Yann Moix est un grand écrivain. On connaît tous la figure médiatique, mais ce serait à tort mettre au second plan l’œuvre foisonnante, protéiforme et géniale qu’il réalise depuis ses débuts sur la scène littéraire. Par son style unique, il manie avec aisance des registres multiples, passant du parodique Podium à la puissance intime de sa tétralogie Au pays de l’enfance immobile, ou des plus de mille pages de Naissance (prix Renaudot) et de Hors de moi (le premier tome de son journal) à son tout juste sorti Visa de quatre-vingt-seize pages. Dans ce dernier roman, il se livre à un nouvel exercice : l’écriture de l’entretien entre l’un des représentants de la Délégation de la Corée du Nord à Paris, et l’écrivain lui-même qui cherche à obtenir le si difficile visa pour un séjour au pays des Kim. Au même titre qu’un entretien d’embauche, le narrateur – car même si Yann Moix a effectivement obtenu ce visa, il s’agit bel et bien d’un texte de fiction – passe une évaluation périlleuse auprès de ce dignitaire nord-coréen, qui, selon le prisme de sa culture, ausculte, reprend, juge, et retient à l’encontre de son interlocuteur chacun de ses propos. Ce dialogue à bâtons rompus est un objet littéraire singulier et réjouissant, dans lequel nous retrouvons un humour et un art de la formule savoureux, dont il résulte cette parole de vérité propre à toute littérature véritable. 

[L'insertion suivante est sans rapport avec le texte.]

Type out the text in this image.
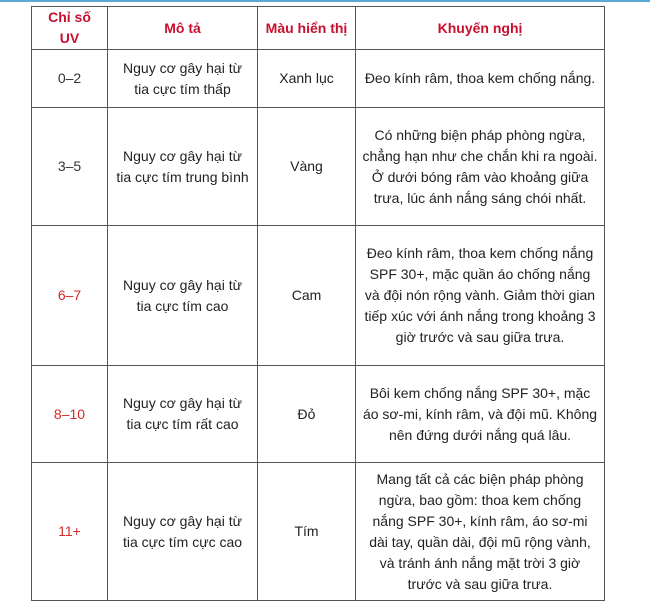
Chỉ số UV	Mô tả	Màu hiển thị	Khuyến nghị
0–2	Nguy cơ gây hại từ tia cực tím thấp	Xanh lục	Đeo kính râm, thoa kem chống nắng.
3–5	Nguy cơ gây hại từ tia cực tím trung bình	Vàng	Có những biện pháp phòng ngừa, chẳng hạn như che chắn khi ra ngoài. Ở dưới bóng râm vào khoảng giữa trưa, lúc ánh nắng sáng chói nhất.
6–7	Nguy cơ gây hại từ tia cực tím cao	Cam	Đeo kính râm, thoa kem chống nắng SPF 30+, mặc quần áo chống nắng và đội nón rộng vành. Giảm thời gian tiếp xúc với ánh nắng trong khoảng 3 giờ trước và sau giữa trưa.
8–10	Nguy cơ gây hại từ tia cực tím rất cao	Đỏ	Bôi kem chống nắng SPF 30+, mặc áo sơ-mi, kính râm, và đội mũ. Không nên đứng dưới nắng quá lâu.
11+	Nguy cơ gây hại từ tia cực tím cực cao	Tím	Mang tất cả các biện pháp phòng ngừa, bao gồm: thoa kem chống nắng SPF 30+, kính râm, áo sơ-mi dài tay, quần dài, đội mũ rộng vành, và tránh ánh nắng mặt trời 3 giờ trước và sau giữa trưa.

La véritable littérature est celle qui ose. Oser n’a pas de substantif ; et s’il fallait absolument lui en attribuer un, peut-être serait-il celui d’« enfance ». Derrière tout trait d’audace se cache la naïveté immodérée de l’enfant qui agit sans la conscience pleine des conséquences, quitte à franchir les limites imposées. Dans Visa, nous assistons à ce constant décalage entre le représentant-éducateur et le narrateur-enfant qui dérange. Yann Moix ose – demander le visa pour la Corée du Nord, ne pas perdre son sens de la répartie en ces circonstances – avec la volonté de porter un regard vierge sur ce qui l’entoure, d’appréhender toute chose différente de l’ordinaire tel un « ailleurs ». Lui-même explique sa curiosité pour ce pays en dictature : la Corée du Nord ne l’intéresse qu’en tant qu’elle est cet « ailleurs », c’est-à-dire une altérité. L’échange très soutenu des protagonistes est l’occasion de mettre en opposition l’écrivain Yann Moix, qui se dédouble entre l’enfant du dialogue et celui qui écrit sur ce tabou, et l’autre nord-coréen. Tout véritable écrivain a cette enfance littéraire et cette ouverture philosophique à l’être-autre. En cela, Yann Moix est dans la digne lignée de ses maîtres Péguy, Bataille et Heidegger. 

Visa pourrait être une pièce de théâtre, avec des répliques cultes, comme les nombreux proverbes du représentant nord-coréen. Nous lisons facilement Visa, nous rions, et c’est Sacha Guitry, un autre maître de l’écrivain, qui, dans La Mort de Cambronne, qualifie le mieux l’esprit qui y est déployé : « Qui ne tolère pas la plaisanterie supporte mal la réflexion ». 
Derrière ces joutes verbales, se dégage une profonde réflexion sur l’être du langage. Nous nous rendons bien compte, face à l’interprétation de chaque mot par le représentant, qu’il ne se produit nullement d’accord universel d’une langue à une autre. La communauté langagière est constamment menacée par ce que le philosophe américain Stanley Cavell nomme l’écart entre « dire » et « vouloir dire ». Si les deux personnages de Visa s’entendent sur un « dire » commun, leur « vouloir dire » laisse place à une constante incompréhension de l’un et de l’autre. Ainsi se crée progressivement le nœud qui marque la disjonction grandissante entre « nos sentiments, nos modes de réaction, notre sens de l’humour, (…) ce qui est important ou adéquat, (…) ce qui est scandaleux, (…) ce qui est pareil à autre chose, (…) ce qu’est un reproche ou un pardon, (…) ce qui fait une énonciation un appel ou une explication[1] » et le discours nord-coréen. 
La retranscription de cette évaluation au sein de la Délégation permet la tentative de rapprocher ces deux extrémités au premier abord impossibles à faire communiquer. Une communication qui est le rôle même de la voix littéraire : la recherche continue du parfait maillage entre le dire et le vouloir dire, de telle sorte que le seul et vrai visa qui est convoité, et nous est délivré, à nous lecteurs, est cette entrée en littérature, ce pays dans lequel Yann Moix vit depuis longtemps et qu’il ne quittera jamais. 


[1] Stanley Cavell, Dire et vouloir dire, Éditions du Cerf.